The center has also organized activities centered on family documents, individual testimony and local social history. The 2019 seminar on Letters of Love Not from This Era, held in the historic Fawzi Azar house in Nazareth, discussed Palestinian social life during the 1950s and early 1960s. The event was also noted by the Saudi cultural magazine Al-Faisal in its survey of new publications.

The field excursions reported under the Bayt al-Dhakira wal-Turath name in 2013 concentrated on Palestinian villages depopulated during the 1948 Palestine war. The visits combined site observation with historical explanations of the former communities and their surrounding landscapes.

== Publications ==
In 2020 the center issued what the Palestinian news agency WAFA described as its first publication, Fadwa Younis's Hadiyat al-Wadi: Min Mirath al-Aghani al-Sha'biyya lil-Sitt Badriyya Yunis (حادية الوادي: من ميراث الأغاني الشعبية للست بدرية يونس; "The Singer of the Valley: From the Folk-Song Heritage of al-Sitt Badriyya Younis"). The book documented the repertoire of Badriyya Younis, a blind folk singer from Wadi Ara, and included an introduction by Kabha and musical notation prepared by Muhammad Musa Khalaf.

Al-Eqtisadiah discussed the volume in its books section in 2021, describing it as a record of the songs associated with Badriyya Younis and the folk-song tradition of Wadi Ara. Al-Quds Al-Arabi subsequently discussed the volume in a 2022 profile of Fadwa Younis and her work documenting women's folk songs in Wadi Ara. The book has also been cited in linguistic scholarship on Palestinian Arabic.

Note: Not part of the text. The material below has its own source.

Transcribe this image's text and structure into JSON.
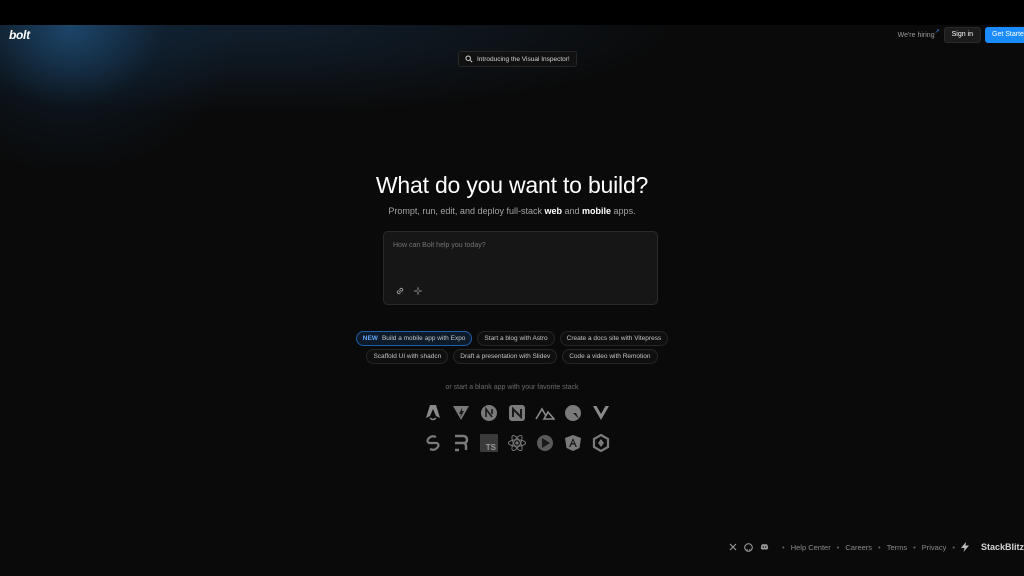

Bayt al-Dhakira wal-Turath has also served as a publishing imprint for historical research. A second edition of Mustafa Kabha and Nimr Sirhan's study of Bilad al-Ruha during the British Mandate, using al-Sindiyana as a case study, appeared under the center's imprint in Nazareth in 2023. The edition is cited in a peer-reviewed study of Lajjun published in the British Journal of Middle Eastern Studies.